This rather arresting phrase is actually a direct quote from Whitfield Diffie’s presentation, one of the security industry’s best known veterans at the annual RSA Security event.
Security is a difficult topic at the best of times and right now it’s facing a whole new generation of challenges associated with the shift towards clouds, and Bring Your Own Devices. Identifying the problem(s) by a variety of experts can be found in a summary of memorable statements by industry experts at the event, and that’s where the above quote appears.
However there were two topics that caught my eye at the event and promise to deliver some answers. The first and simpler one was the focus on coping that “bring your own device’ is now a fact of life in many enterprises and can’t be simply cured by the IT department saying no.
John Stewart Chief Security Officer at Cisco summed up the issue on how senior managers’ own adoption of tablets and allowing staff to do the same with the statement, ‘I find out what they said yes to after they’ve said yes’. John has a useful blog on security issues and approaches but the topic of securing mobility devices was covered by many vendors in addition to Cisco.
For a reasonable briefing on what exactly the issues are and what the first requirement is on the basis of that definition, then as a good starting point, Bradford Networks has a downloadable white paper on developing a secure BYOD strategy.

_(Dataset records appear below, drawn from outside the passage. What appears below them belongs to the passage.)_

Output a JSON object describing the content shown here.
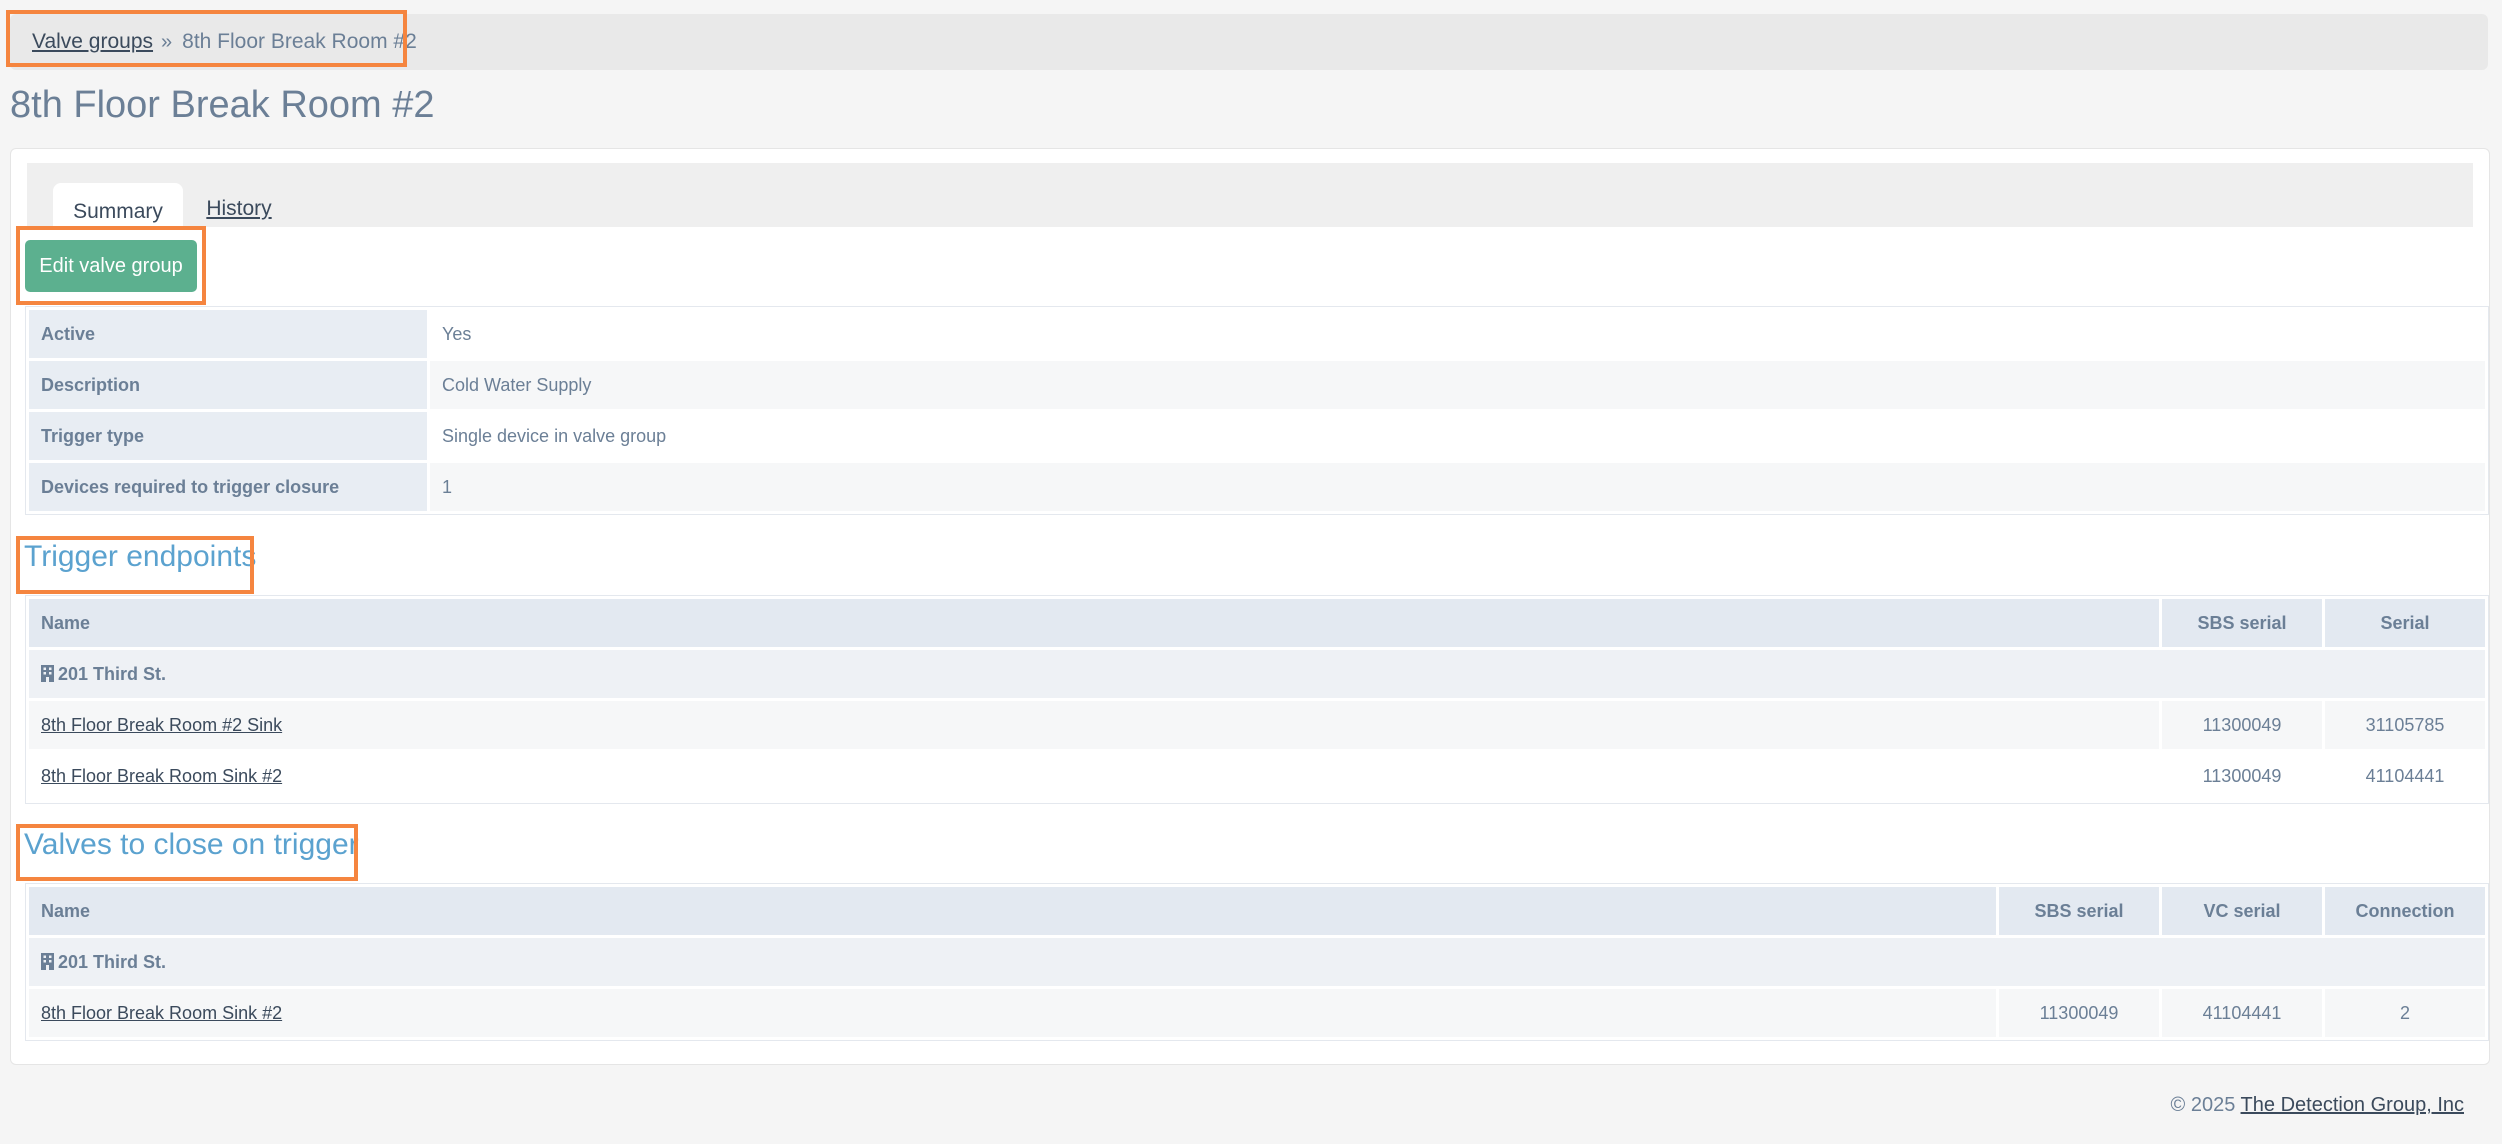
{
  "breadcrumb": {
    "parent": "Valve groups",
    "separator": "»",
    "current": "8th Floor Break Room #2"
  },
  "title": "8th Floor Break Room #2",
  "tabs": {
    "summary": "Summary",
    "history": "History"
  },
  "edit_button": "Edit valve group",
  "details": [
    {
      "label": "Active",
      "value": "Yes"
    },
    {
      "label": "Description",
      "value": "Cold Water Supply"
    },
    {
      "label": "Trigger type",
      "value": "Single device in valve group"
    },
    {
      "label": "Devices required to trigger closure",
      "value": "1"
    }
  ],
  "trigger_section": {
    "heading": "Trigger endpoints",
    "columns": [
      "Name",
      "SBS serial",
      "Serial"
    ],
    "group": "201 Third St.",
    "rows": [
      {
        "name": "8th Floor Break Room #2 Sink",
        "sbs_serial": "11300049",
        "serial": "31105785"
      },
      {
        "name": "8th Floor Break Room Sink #2",
        "sbs_serial": "11300049",
        "serial": "41104441"
      }
    ]
  },
  "valves_section": {
    "heading": "Valves to close on trigger",
    "columns": [
      "Name",
      "SBS serial",
      "VC serial",
      "Connection"
    ],
    "group": "201 Third St.",
    "rows": [
      {
        "name": "8th Floor Break Room Sink #2",
        "sbs_serial": "11300049",
        "vc_serial": "41104441",
        "connection": "2"
      }
    ]
  },
  "footer": {
    "copyright": "© 2025",
    "company": "The Detection Group, Inc"
  },
  "colors": {
    "accent_button": "#5cb08f",
    "heading_blue": "#5ba2cf",
    "highlight": "#f5853f"
  },
  "icons": {
    "building": "building-icon"
  }
}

There were a lot of products for Android announced because it’s ‘open’ enough for the security product vendors to get to grips with it, but the real challenge is Apple iOS which is kept as a closed OS.
McAfee introduced new tools for BYOD, the EMM 10, which included some controls for Apple smartphones and tablets around how corporate emails could be prevented from being forwarded – a basic risk. As this is still a tricky area to deploy and get the intended results, McAfee have a community to discuss issues, problems and solutions that make this kind of leading edge implementation a little easier. You will have to register but hey that’s security isn’t it!
The second topic was acknowledging that we are developing and deploying in a new environment with the cloud. And there needs to be a real effort beyond the worthy but slow efforts of the security standards industry to do something.
Microsoft’s Craig Mundie announced that they were kicking off Trustworthy Computing Next, TwC. On the homepage you can load an excellent white paper on the initiative that defines the new environment and the issues it brings as well as the needs to address. There is also a companion blog site and the chance to give feedback. And it is worth remembering that ten years ago the original Trustworthy Computing initiative did become something of a milestone in the importance of security in all parts of ‘computing’.